Por sus páginas aparece el gran propagandista Willi Münzenberg (a la altura de Göbbels), que lo envía como espía a la guerra española, donde se entrevistó como periodista con Nicolás Franco y Queipo. En la zona fascista le reconoce un antiguo camarada y a punto está de ser fusilado, teniendo que salir por piernas hacia Gibraltar. Luis Bolín, jefe de relaciones con los periodistas extranjeros, promete «matarle como a un perro rabioso si vuelve a caer en sus manos». Sus aventuras por la España en guerra continúan en Madrid y terminan en Málaga, donde es apresado y encerrado durante tres meses. En ese tiempo se le condena a muerte, y son las incansables gestiones de sus amigos extranjeros las que consiguen salvarle la vida al canjearle por un fascista.

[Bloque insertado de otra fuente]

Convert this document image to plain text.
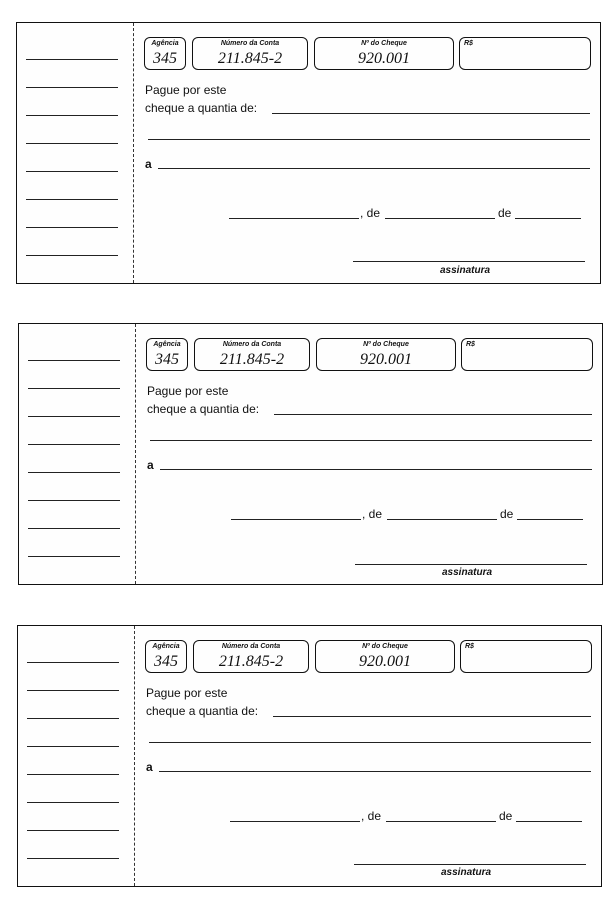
Agência
345
Número da Conta
211.845-2
Nº do Cheque
920.001
R$
Pague por este
cheque a quantia de:
a
, de	de
assinatura
Agência
345
Número da Conta
211.845-2
Nº do Cheque
920.001
R$
Pague por este
cheque a quantia de:
a
, de	de
assinatura
Agência
345
Número da Conta
211.845-2
Nº do Cheque
920.001
R$
Pague por este
cheque a quantia de:
a
, de	de
assinatura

Koestler nunca se detiene, porque sabe que su tendencia a la depresión lo sumiría en un agujero negro. En el 37 viaja por Europa y entrevista a Thomas Mann, que le parece un engreído. Se mueve por Belgrado, Grecia, Palestina. En el 38 conoce a Sigmund Freud en su último año de vida, el mismo año que rompe con el partido comunista, y en 1940 escribirá 'El cero y el infinito', lo que le convierte en un enemigo del pueblo. La guerra le sigue el rastro y durante la retirada de París se encuentra en Marsella con Walter Benjamin, que está tratando de alcanzar Inglaterra, pero que no pasará de Portbou. Koestler sigue avanzando, alcanza Londres, se convierte en una máquina de escribir libros y de dar conferencias, en una conciencia que va asimilando las grandes ideas de su tiempo. Viaja por Estados Unidos, la India, Japón; experimenta con los psicodélicos, la parapsicología; se sumerge en el judaísmo, estudia el existencialismo, se enfrenta a la pena de muerte en Inglaterra ('Reflexiones sobre una horca').
Cuando llegamos al final del libro ya vamos con la lengua fuera. Arthur Koestler es sincero, ejerce la autocrítica más dura durante más de 900 páginas. Al final, la Parca le alcanza, como a todos, pero le ha costado seguirle: le detendrán el Parkinson y la leucemia, y tomará la decisión de suicidarse junto con su mujer (que estaba sana). Atrás queda en mi retina la visión del monte Ararat, o los vasos de vino compartidos en Tiflis con pintores y poetas que serán eliminados en las purgas estalinistas. Atrás queda una historia de amor con una joven llamada Nadeshda, con la que traba relación en el tren que iba a Bakú. Mientras la escucha preguntar con avidez sobre Europa, mientras se va enamorando, se da cuenta de ese anhelo desesperanzado que tienen los rusos cultivados por tener un atisbo de un mundo que sabían que nunca se les permitiría ver.